Multiple reports have claimed that Trump was preparing to return to Facebook and Twitter but on Monday, he dubbed the platforms “boring” and said they are riddled with “fake accounts.”

He also took aim at what he said was Big Tech’s censorship of him.

‘They Treated Us Very Badly’
“They treated us very badly,” he said. “You can’t help but remember that. If you don’t remember that, you’re very foolish. And I don’t like to be foolish.

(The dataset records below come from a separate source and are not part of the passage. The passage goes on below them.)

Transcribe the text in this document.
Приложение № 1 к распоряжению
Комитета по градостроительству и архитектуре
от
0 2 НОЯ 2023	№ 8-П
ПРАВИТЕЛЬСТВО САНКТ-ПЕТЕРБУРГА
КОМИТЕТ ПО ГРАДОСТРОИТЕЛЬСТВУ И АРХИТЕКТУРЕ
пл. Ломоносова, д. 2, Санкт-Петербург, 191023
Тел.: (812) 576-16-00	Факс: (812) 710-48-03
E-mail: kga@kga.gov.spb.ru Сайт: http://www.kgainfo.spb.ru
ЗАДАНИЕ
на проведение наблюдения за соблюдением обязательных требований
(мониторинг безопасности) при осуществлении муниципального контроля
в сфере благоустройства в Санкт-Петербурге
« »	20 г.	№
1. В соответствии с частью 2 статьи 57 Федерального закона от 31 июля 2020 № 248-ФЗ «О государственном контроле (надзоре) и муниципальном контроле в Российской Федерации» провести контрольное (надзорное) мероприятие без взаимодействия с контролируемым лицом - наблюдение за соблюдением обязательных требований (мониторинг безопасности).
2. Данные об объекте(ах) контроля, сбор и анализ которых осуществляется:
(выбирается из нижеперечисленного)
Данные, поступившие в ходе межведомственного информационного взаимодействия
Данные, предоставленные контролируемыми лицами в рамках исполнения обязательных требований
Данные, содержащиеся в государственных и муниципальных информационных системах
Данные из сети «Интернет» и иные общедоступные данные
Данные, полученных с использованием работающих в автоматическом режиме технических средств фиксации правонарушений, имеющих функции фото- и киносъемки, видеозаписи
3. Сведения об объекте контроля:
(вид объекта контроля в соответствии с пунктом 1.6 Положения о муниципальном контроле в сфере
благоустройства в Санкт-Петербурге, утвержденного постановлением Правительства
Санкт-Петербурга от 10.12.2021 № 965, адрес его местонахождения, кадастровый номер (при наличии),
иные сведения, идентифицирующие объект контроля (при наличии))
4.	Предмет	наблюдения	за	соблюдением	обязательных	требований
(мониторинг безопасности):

So we’ll see what happens.”

Trump made the comments shortly after Meta announced it had restored his access to Facebook and Instagram on Feb. 9.

Andy Stone, a spokesperson for the Mark Zuckerberg-led firm, told Reuters that Trump could now access his account.

In a blog post earlier in January, Meta had said it would be ending Trump’s Facebook and Instagram suspension “in the coming weeks” but had put “new guardrails in place to deter repeat offenses.”

The company noted that it had taken action to indefinitely suspend Trump’s account when he was President in “extreme and highly unusual circumstances” following the Jan. 6, 2021 breach of the U.S. Capitol.

Trump’s last post on Facebook before the suspension was on Jan. 6 and he had called on people to leave the U.S. Capitol.

“Like any other Facebook or Instagram user, Mr. Trump is subject to our Community Standards,” Meta noted. “In light of his violations, he now also faces heightened penalties for repeat offenses—penalties which will apply to other public figures whose accounts are reinstated from suspensions related to civil unrest under our updated protocol.”

Meta Restores Trump’s Facebook Account
According to Meta, if Trump once again violates the company’s content policies, the content will be removed and he will be suspended for between one month and two years, depending on the “severity” of the violation.

Shortly after Meta’s announcement last month, Trump took to his own social media platform to criticize the company.

“FACEBOOK, which has lost billions of dollars in value since ‘deplatforming’ your favorite President, me, has just announced that they are reinstating my account,” he said. “THANK YOU TO TRUTH SOCIAL FOR DOING SUCH AN INCREDIBLE JOB.”

Meta reported disappointing revenues last year—$32.17 billion for the fourth quarter and $116.61 billion for the full year, down from $117.93 billion in 2021.

Earlier in November, Twitter, which is now led by businessman Elon Musk, reinstated Trump’s account after the billionaire ran a poll asking for his follower’s opinions on the matter. Results showed that 51.8 percent of users voted to reinstate Trump’s account, while 48.2 percent voted against it.

The decision garnered mixed reactions from opponents of Trump and free-speech advocates.

Trump has 23.4 million followers on Instagram, 34 million on Facebook, and 87.6 million followers on Twitter, the latter of which he was previously an avid user.

Despite announcing that he will be running for reelection in 2024, it appears as though he has no plans to return to any of the sites in the immediate future.